「がん」という冒険(16)
そして毎週金曜の祈り会。
思えば、かつては時折さぼっていた。
義務ではないし出席も取らない。
メンバーらしきものはあるが、常連の顔ぶれは決まっていて、10人とは集まらない。
Lineはやっているので、それで連絡を取り合い、「祈り」のお願いもする。
礼拝や祈り会は、主の前に重荷を下ろしに行くのだと私は思う。
自分のなかにたまった不満や心配、思い…を主に明け渡す。
すっかり身軽になって帰るのである。
もちろん、疲れていたり気が重かったり、忙しい時もある。
家で寝ていたいなら、寝ていればいい。
主はすべてご存じである。
そんなわけで、さぼることもあった祈り会を、私はがんを宣告されてからさぼっていない。
いつ行けなくなるかわからない。
という思いがあった。抗がん剤治療がどういうものかわからなかったし、また、毛髪が抜けたショックで、祈り会に行く気力などなくなるのではないか、と思っていた。

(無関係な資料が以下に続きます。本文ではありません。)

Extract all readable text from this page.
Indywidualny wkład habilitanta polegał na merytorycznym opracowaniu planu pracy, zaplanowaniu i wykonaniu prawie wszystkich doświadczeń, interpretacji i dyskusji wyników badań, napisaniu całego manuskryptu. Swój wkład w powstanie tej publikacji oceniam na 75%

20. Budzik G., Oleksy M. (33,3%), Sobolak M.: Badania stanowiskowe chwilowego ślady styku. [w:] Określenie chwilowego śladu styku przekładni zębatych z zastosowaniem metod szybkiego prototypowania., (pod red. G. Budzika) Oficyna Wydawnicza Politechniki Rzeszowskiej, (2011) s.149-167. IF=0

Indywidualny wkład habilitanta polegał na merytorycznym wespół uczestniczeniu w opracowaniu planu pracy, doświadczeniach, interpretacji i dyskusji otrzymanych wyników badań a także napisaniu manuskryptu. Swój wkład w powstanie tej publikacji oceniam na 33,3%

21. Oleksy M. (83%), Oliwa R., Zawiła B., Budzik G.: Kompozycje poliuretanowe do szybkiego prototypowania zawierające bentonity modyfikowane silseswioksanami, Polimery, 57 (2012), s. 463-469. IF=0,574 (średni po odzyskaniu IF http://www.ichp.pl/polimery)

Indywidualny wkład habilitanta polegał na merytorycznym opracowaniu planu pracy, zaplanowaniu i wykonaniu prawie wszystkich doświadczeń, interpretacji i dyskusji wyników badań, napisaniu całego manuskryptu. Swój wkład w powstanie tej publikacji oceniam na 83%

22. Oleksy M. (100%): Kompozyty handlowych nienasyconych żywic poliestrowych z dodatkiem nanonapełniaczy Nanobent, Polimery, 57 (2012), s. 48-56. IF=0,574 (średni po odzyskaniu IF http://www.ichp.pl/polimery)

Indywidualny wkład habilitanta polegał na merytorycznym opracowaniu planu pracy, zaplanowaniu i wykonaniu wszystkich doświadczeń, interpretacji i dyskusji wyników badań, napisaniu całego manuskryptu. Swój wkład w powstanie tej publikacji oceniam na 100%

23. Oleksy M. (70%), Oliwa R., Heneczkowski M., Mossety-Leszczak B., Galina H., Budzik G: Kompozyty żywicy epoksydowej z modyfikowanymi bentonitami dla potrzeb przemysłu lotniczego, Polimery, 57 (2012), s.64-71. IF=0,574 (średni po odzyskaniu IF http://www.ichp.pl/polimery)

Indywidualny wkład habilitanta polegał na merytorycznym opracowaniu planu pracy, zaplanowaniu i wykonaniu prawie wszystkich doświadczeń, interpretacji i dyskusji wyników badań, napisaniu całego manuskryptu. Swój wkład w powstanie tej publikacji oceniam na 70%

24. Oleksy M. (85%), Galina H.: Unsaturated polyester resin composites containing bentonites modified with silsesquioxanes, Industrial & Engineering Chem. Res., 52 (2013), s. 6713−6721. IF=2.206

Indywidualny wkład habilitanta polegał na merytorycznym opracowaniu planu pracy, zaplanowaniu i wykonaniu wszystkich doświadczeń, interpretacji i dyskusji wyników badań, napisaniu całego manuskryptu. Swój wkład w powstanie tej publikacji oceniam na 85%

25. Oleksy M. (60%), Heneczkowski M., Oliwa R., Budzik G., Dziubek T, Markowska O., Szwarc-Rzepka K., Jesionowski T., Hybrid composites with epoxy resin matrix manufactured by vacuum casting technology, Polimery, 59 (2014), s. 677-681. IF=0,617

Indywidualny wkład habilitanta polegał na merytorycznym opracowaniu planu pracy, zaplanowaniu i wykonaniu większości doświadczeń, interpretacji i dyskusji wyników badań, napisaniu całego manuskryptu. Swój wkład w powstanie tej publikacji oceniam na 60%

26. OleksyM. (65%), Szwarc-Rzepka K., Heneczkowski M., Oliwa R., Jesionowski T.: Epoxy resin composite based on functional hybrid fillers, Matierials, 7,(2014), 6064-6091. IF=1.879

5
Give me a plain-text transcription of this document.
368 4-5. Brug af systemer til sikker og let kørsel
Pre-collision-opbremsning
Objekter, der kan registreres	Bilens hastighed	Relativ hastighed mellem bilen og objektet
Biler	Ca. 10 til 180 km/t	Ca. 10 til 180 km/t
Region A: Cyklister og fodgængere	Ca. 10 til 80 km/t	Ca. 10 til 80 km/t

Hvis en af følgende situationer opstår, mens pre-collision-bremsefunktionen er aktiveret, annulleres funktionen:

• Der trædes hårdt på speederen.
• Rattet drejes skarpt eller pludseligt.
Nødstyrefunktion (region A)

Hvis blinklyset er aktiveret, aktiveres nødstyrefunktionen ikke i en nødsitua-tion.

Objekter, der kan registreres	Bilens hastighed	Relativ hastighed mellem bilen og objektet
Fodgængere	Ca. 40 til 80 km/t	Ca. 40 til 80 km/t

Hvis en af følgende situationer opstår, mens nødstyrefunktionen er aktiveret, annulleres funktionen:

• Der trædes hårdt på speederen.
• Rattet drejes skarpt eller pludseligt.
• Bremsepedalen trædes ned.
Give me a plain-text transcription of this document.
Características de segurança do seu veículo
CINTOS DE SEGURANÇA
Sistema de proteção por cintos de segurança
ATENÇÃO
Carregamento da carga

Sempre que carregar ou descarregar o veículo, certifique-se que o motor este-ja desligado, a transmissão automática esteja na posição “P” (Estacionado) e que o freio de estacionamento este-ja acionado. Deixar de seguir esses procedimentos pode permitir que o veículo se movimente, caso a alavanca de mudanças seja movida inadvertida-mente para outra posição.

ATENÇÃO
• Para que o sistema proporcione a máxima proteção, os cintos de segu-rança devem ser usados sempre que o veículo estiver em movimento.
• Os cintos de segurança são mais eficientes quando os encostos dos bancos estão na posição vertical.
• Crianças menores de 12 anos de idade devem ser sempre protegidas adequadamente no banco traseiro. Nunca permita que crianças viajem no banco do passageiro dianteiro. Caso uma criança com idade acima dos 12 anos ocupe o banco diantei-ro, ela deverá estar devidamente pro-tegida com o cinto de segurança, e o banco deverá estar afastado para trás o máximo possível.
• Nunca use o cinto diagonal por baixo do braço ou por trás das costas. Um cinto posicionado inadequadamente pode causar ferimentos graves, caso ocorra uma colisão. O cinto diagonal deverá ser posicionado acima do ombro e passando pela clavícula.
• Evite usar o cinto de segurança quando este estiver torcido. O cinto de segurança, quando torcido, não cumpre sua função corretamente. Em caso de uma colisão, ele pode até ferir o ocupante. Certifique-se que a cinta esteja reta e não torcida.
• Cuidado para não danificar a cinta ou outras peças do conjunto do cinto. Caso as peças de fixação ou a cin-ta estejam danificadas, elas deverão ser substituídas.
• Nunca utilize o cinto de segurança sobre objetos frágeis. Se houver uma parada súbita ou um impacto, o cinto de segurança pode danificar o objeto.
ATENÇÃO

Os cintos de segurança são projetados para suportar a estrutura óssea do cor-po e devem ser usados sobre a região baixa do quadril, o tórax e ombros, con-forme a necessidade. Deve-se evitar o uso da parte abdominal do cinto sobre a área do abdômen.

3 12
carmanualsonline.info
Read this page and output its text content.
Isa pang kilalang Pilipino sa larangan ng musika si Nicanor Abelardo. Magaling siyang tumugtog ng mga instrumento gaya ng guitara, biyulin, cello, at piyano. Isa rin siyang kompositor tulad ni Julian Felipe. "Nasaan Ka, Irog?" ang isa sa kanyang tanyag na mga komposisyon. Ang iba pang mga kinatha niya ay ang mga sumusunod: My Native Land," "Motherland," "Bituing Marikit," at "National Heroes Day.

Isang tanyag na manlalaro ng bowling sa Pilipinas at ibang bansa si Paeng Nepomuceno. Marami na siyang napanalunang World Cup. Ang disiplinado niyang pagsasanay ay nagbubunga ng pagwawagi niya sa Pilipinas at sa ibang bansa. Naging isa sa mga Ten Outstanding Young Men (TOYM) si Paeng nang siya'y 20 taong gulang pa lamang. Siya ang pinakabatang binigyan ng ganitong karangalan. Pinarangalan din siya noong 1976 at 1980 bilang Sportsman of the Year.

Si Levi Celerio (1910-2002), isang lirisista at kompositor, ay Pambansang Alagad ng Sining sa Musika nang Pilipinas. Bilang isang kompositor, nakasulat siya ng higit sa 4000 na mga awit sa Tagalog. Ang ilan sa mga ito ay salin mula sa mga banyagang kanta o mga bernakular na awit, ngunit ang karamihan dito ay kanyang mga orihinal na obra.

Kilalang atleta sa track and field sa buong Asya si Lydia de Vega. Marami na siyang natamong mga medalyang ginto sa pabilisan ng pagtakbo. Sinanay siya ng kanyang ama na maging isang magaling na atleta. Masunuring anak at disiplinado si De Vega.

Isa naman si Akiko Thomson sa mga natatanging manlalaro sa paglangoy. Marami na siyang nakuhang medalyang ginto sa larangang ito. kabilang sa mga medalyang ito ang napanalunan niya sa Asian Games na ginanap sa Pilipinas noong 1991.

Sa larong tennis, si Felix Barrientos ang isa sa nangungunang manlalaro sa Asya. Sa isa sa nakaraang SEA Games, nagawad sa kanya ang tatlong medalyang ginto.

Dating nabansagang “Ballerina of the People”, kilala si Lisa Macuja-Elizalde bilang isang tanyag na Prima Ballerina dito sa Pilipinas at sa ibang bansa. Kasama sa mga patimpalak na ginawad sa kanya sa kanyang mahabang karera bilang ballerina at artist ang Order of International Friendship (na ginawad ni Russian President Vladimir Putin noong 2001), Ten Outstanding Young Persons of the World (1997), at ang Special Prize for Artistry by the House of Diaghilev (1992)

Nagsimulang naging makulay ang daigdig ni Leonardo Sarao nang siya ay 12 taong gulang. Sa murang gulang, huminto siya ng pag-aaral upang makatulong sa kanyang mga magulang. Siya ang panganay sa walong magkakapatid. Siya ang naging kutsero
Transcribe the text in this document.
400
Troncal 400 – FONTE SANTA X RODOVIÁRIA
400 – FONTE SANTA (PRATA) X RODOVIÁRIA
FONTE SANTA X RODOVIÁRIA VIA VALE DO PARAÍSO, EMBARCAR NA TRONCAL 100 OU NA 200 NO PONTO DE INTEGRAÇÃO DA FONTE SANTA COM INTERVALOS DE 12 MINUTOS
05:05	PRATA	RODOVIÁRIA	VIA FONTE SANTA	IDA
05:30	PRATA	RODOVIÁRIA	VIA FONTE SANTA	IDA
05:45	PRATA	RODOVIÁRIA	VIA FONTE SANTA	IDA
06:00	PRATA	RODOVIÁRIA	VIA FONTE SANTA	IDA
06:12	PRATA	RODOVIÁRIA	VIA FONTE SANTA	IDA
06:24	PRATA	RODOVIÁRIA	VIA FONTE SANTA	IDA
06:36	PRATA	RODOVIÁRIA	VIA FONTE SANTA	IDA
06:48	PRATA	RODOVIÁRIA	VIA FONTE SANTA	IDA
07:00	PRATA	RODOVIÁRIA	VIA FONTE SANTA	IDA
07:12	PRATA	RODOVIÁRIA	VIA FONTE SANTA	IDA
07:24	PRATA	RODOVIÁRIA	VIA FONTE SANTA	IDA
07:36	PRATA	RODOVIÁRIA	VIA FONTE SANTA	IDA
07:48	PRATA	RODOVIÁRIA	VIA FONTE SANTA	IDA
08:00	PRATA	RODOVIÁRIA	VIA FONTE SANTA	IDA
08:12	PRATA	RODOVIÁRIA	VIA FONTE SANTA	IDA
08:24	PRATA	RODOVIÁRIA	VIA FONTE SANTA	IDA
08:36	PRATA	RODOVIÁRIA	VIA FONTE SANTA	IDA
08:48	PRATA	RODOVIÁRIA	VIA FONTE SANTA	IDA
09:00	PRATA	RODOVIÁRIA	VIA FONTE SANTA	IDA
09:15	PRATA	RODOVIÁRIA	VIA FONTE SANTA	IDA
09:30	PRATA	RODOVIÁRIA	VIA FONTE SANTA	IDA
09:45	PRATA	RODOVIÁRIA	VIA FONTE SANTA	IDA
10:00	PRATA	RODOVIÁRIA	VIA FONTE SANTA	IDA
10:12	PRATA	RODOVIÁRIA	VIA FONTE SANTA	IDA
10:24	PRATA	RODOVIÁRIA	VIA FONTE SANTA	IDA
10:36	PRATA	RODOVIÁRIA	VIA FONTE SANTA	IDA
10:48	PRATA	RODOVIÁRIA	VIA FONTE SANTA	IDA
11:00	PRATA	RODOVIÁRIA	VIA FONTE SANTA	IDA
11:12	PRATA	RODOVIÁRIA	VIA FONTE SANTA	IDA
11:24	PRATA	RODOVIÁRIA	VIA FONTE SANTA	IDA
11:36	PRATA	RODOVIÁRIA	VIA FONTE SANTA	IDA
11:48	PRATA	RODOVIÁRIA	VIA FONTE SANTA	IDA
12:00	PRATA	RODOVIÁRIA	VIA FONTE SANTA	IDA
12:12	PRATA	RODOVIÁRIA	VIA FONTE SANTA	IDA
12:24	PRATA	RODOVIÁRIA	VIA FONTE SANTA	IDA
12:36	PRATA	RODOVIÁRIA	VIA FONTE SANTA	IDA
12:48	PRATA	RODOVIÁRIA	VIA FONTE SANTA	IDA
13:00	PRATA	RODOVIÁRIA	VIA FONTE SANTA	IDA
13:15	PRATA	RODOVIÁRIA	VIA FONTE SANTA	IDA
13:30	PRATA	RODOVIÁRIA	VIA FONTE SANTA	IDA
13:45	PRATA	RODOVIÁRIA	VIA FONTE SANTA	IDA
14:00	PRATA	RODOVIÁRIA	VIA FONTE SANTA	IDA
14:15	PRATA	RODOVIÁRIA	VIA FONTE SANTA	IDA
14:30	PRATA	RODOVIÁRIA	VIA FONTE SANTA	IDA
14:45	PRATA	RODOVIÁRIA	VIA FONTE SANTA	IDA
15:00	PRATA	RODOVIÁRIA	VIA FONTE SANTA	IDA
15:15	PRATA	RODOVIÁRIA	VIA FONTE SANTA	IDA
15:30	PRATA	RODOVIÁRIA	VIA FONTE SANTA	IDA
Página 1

それが、フタを開ければ、抗がん剤治療による副作用は毛髪が抜ける以外のことはなく、毛髪は抜けたがショックで落ち込むこともない。ウィッグをつけて、その反応を楽しむ余裕さえある。今では、カミングアウトの時をいつにするか、その時を想像してワクワクしているのである。自分でも信じられない。
そうして、この日、祈り会が終わり昼食が終わり、掃除に入った時、私はある姉妹と二人になった。70歳前で4年前にがんの手術をされた◎姉妹で、温厚で人を疑うことも知らないような人である。あたりに誰もいないのを確かめて、私は聞いた。
「姉妹は、抗がん剤治療されたんですか?」
いきなりである。普通なら、意外な顔をするだろうし、「どうしたの?」と聞き返すだろう。しかし、◎姉妹は平然と、
「したわよ」
「副作用は?」
「あった。最初の1日や2日、具合悪くてね、ずっと寝てた」
なるほど、そうか~と思う。
「抗がん剤治療は手術の前?後?」
「後」
◎姉妹は嫌な顔ひとつせず、私の質問に答えてくれた。それをまとめると、
・病院に勤める娘のアドバイスを聞いてがん検診を受けたところ、大腸がんにひっかかった。
・ステージ2ですぐに手術することとなり、手術して開いてみるとステージ3だった。
・術後に3ヵ月の抗がん剤治療を1週間おきに受けた。
これだけ聞けば、私に「どうして?」と聞き返すだろう。それがいっさいなく、◎姉妹はするすると答えてくれたのである。子どものような人だと思う。
「術後の痛みは?」
「手術は全身麻酔だから全然平気だし、術後も平気」
「平気…?」
「(うなずく)食事も美味しくてね」
「だって、切ったんでしょ?」
「おへその下を5㎝。でも、大したことない。かゆいくらい」
「………………………………………………………………」
「退院してからの抗がん剤治療の副作用の方がつらかった」
ステージ3の大腸がんだが、風邪をこじらせたくらいにしか聞こえない。このブログにも書いたが、月一エステの担当者は、抗がん剤治療も行わない初期の子宮がんで500グラムの臓器を取ったが、術後が大変で20キロやせたと言っていた。
それを聞いていた私は、ある程度の覚悟はしていた。
がん検診でひっかかった時も、手術の時も、とくに何も気にならなかったという。
「(主に)お任せしてるから(#^^#)」
こんなお話を聞けたのも、感謝だった。